Matthias Beck, Gerald Marchesi, Dennis Pixton, and Lucas Sabalka
These are the lecture notes of a one-semester undergraduate course which we used at SUNY Binghamton and San Francisco State (and which have been adopted at many other institutions). For many of our students, Complex Analysis is their first rigorous analysis (if not mathematics) class they take, and these notes reflect this very much. We tried to rely on as few concepts from real analysis as possible. In particular, series and sequences are treated "from scratch." This also has the (maybe disadvantageous) consequence that power series are introduced very late in the course.
The lecture notes are available in pdf format. To view them you may download Acrobat Reader.
Copyright 2002-2014 by the authors. All rights reserved. This book may be freely reproduced and distributed, provided that it is reproduced in its entirety from the most recent version. This book may not be altered in any way, except for changes in format required for printing or other distribution, without the permission of the authors.
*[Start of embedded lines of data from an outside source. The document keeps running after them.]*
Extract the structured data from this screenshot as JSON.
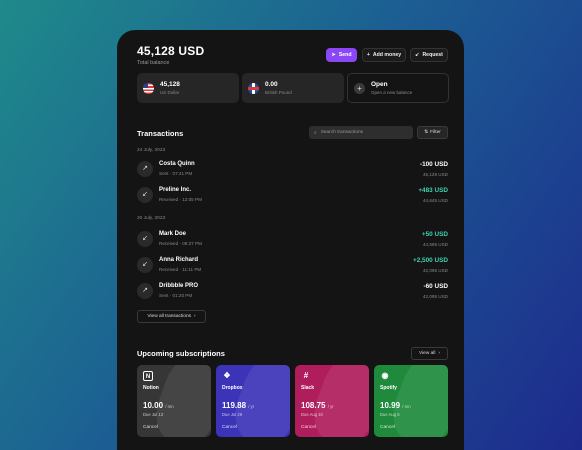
{
  "header": {
    "total": "45,128 USD",
    "total_label": "Total balance",
    "buttons": [
      {
        "label": "Send",
        "icon": "send-icon"
      },
      {
        "label": "Add money",
        "icon": "plus-icon"
      },
      {
        "label": "Request",
        "icon": "request-icon"
      }
    ]
  },
  "balances": [
    {
      "amount": "45,128",
      "currency": "US Dollar",
      "flag": "us-flag-icon"
    },
    {
      "amount": "0.00",
      "currency": "British Pound",
      "flag": "uk-flag-icon"
    },
    {
      "amount": "Open",
      "currency": "Open a new balance",
      "icon": "plus-icon"
    }
  ],
  "transactions": {
    "title": "Transactions",
    "search_placeholder": "Search transactions",
    "filter_label": "Filter",
    "groups": [
      {
        "date": "24 July, 2023"
      },
      {
        "date": "20 July, 2023"
      }
    ],
    "items": [
      {
        "name": "Costa Quinn",
        "meta": "Sent · 07:41 PM",
        "amount": "-100 USD",
        "balance": "45,128 USD",
        "direction": "out"
      },
      {
        "name": "Preline Inc.",
        "meta": "Received · 12:05 PM",
        "amount": "+483 USD",
        "balance": "44,645 USD",
        "direction": "in"
      },
      {
        "name": "Mark Doe",
        "meta": "Received · 09:27 PM",
        "amount": "+50 USD",
        "balance": "44,595 USD",
        "direction": "in"
      },
      {
        "name": "Anna Richard",
        "meta": "Received · 11:11 PM",
        "amount": "+2,500 USD",
        "balance": "42,095 USD",
        "direction": "in"
      },
      {
        "name": "Dribbble PRO",
        "meta": "Sent · 01:20 PM",
        "amount": "-60 USD",
        "balance": "42,095 USD",
        "direction": "out"
      }
    ],
    "view_all": "View all transactions"
  },
  "subscriptions": {
    "title": "Upcoming subscriptions",
    "view_all": "View all",
    "items": [
      {
        "name": "Notion",
        "price": "10.00",
        "period": "/ mn",
        "due": "Due Jul 13",
        "cancel": "Cancel",
        "color": "#3a3a3a",
        "logo": "N"
      },
      {
        "name": "Dropbox",
        "price": "119.88",
        "period": "/ yr",
        "due": "Due Jul 29",
        "cancel": "Cancel",
        "color": "#3b33b8",
        "logo": "❖"
      },
      {
        "name": "Slack",
        "price": "108.75",
        "period": "/ yr",
        "due": "Due Aug 10",
        "cancel": "Cancel",
        "color": "#b01d5c",
        "logo": "#"
      },
      {
        "name": "Spotify",
        "price": "10.99",
        "period": "/ mn",
        "due": "Due Aug 5",
        "cancel": "Cancel",
        "color": "#1f8a3c",
        "logo": "◉"
      }
    ]
  }
}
We would be happy to hear from anyone who has adopted our book for their course, as well as suggestions, corrections, or other comments.
"First, it is neccessary to study the facts, to multiply the number of observations, and then later to search for
formulas that connect them so as thus to discern the particular laws governing a certain class of phenomena.
In general, it is not until after these particular laws have been established that one can expect to discover
and articulate the more general laws that complete theories by bringing a multitude of apparently very diverse
phenomena together under a single governing principle."